Importers and exporters led by Amsted Rail Co. stipulated the dismissal of one of their rail coupler cases and sought to amend their complaint in another Feb. 7 (Amsted Rail Co. v. U.S., CIT # 23-00242, -00268).
The Commerce Department unreasonably found that a sales-based particular market situation doesn't exist in Turkey, thus erring in picking Turkey as a third country comparison market in the antidumping duty investigation on melamine from Qatar, petitioner Cornerstone Chemical Co. argued in a Feb. 7 complaint at the Court of International Trade (Cornerstone Chemical Co. v. United States, CIT # 25-00005).
Responding to an exporter’s comments on remand results (see 2412230074), the government said Feb. 3 that the Commerce Department fully complied with a second remand order by the Court of International Trade (see 2406270043). The trade court had ordered it to further explain its selection of a second mandatory respondent in a separate rate review on passenger vehicle and light truck tires from China (YC Rubber Co. (North America) v. U.S., CIT # 19-00069).
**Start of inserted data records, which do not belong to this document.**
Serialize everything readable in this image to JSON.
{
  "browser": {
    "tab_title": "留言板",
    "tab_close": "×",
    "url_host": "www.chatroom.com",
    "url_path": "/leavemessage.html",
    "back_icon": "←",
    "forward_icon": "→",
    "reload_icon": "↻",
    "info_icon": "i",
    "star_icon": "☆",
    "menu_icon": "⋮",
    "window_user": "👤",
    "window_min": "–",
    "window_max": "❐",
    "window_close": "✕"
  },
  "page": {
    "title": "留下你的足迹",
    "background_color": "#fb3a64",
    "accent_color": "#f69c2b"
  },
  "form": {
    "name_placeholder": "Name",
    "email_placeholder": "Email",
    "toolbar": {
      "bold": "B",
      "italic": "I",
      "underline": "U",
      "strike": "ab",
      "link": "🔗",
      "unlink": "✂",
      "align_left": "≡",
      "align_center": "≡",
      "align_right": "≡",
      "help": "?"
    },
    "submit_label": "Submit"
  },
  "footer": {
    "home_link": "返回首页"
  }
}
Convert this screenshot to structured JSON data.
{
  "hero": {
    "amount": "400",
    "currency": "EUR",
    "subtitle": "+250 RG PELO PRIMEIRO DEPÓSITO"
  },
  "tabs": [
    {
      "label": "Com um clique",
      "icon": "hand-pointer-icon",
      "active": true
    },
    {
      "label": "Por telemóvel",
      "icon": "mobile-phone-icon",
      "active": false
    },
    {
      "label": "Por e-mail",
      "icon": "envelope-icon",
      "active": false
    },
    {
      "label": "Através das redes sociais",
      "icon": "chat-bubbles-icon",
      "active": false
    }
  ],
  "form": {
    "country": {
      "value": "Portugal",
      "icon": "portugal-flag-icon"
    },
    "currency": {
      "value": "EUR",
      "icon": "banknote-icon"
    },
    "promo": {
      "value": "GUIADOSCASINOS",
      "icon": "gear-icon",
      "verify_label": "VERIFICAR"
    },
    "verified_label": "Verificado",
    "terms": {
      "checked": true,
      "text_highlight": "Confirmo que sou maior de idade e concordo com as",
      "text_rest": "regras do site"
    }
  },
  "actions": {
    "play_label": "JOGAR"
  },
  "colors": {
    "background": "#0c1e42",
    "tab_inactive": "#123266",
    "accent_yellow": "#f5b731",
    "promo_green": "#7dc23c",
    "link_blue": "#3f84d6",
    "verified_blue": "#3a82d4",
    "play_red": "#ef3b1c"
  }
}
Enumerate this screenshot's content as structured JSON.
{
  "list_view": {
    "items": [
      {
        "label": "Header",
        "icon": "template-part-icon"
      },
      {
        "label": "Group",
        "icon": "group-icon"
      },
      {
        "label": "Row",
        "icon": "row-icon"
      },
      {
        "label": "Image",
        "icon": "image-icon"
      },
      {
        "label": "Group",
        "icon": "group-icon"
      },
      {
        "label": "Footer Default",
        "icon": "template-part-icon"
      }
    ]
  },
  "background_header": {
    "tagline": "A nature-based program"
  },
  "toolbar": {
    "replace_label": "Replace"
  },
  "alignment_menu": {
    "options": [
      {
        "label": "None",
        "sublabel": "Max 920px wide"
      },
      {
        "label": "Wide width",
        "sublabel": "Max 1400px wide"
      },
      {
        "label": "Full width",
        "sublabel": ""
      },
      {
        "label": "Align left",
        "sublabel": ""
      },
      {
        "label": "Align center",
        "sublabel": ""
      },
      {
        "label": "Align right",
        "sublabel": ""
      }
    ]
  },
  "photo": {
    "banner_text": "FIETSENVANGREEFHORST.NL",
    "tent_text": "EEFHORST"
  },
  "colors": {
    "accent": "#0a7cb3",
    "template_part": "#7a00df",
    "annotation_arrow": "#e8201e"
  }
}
A domestic steel trade group brought a complaint to the Court of International Trade Feb. 7 alleging that a mandatory respondent in a tire antidumping duty review “was attempting to pass off an [non-market economy] entity as a market-economy entity” and should have been hit with adverse facts available (United Steel, Paper and Forestry International Union v. United States, CIT # 25-00004).
The following lawsuit was filed recently at the Court of International Trade:
Petitioner CP Kelco U.S. withdrew as a defendant-intervenor in an Enforce and Protect Act evasion case at the U.S. Court of Appeals for the Federal Circuit, in a Feb. 6 motion. The appellate court held oral argument in the case in October 2024, indicating that the plaintiff, xanthan gum importer All One God Faith, doing business as Dr. Bronner's Magic Soaps, likely would not succeed in reversing the Court of International Trade's dismissal of the case, since its entries have all been liquidated (see 2410160048). Counsel for CP Kelco didn't respond to request for comment (All One God Faith v. U.S., Fed. Cir. # 23-1078).
The U.S. government fully supported the Commerce Department's decision not to use adverse facts available against exporter Can Tho Import Export Seafood Joint Stock Co. in the 2020-21 administrative review of the antidumping duty order on frozen fish fillets from Vietnam, the exporter argued in a Feb. 5 reply brief at the Court of International Trade. Can Tho Import Export said Commerce properly found that the respondent fully cooperated in the review and that Commerce correctly rejected the petitioner's allegation of a ministerial error (Catfish Farmers of America v. United States, CIT # 24-00082).